C’est la fin de l’après midi et les enseignants s’interrogent sur le devenir du PPCR, un tout autre sujet…
Ce n’est pas au programme de la journée , mais les enseignants viennent de démontrer la vanité de changer la gouvernance des écoles. C’est bien parce que la directrice n’est pas leur supérieure hiérarchique que la rentrée est préparée dans le détail. Le groupe échange sur ses problèmes réels. Une enseignante note les solutions dégagées. Et on se rappelle des lois précédentes définies par les maitres ou en conseil d’élèves. L’absence de supérieur hiérarchique n’a pas empêché l’école de s’adapter dans l’urgence, en fait lors de la dernière semaine d’école, à la situation nouvelle crée par les CP dédoublés. Cette école où les enseignants réfléchissent ensemble utilise pleinement son autonomie.
Ici, les enseignants prennent en charge les difficultés à la fois ensemble et chacun en adulte responsable. Ils n’attendent pas du chef qu’il les trouve pour eux. Et voir des enseignants réfléchir ensemble aux réalités de leur métier et aux valeurs qu’ils veulent y mettre, quel beau spectacle !

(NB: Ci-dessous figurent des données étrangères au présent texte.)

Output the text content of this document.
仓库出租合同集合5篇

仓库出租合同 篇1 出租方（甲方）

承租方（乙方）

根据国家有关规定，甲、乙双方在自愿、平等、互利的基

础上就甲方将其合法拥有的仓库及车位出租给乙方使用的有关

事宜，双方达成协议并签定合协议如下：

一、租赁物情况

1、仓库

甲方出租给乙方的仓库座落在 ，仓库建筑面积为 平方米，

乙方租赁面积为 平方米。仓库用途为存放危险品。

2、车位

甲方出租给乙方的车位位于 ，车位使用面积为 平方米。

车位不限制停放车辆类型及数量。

A Saint-Denis le choix du CP à 18
« On a du réfléchir à comment on allait mettre cela en place dans notre école ». Dressée dans un quartier en pleine transformation, la nouvelle école Taos Amrouche de Saint-Denis (93) compte 6 classes dans des bâtiments neufs. Catherine Da Silva, la directrice, est aussi une responsable locale du Snuipp.
Là aussi l’annonce très tardive des dédoublements a obligé à revoir la structure de l’école. Et ça c’est fait en conseil des maîtres.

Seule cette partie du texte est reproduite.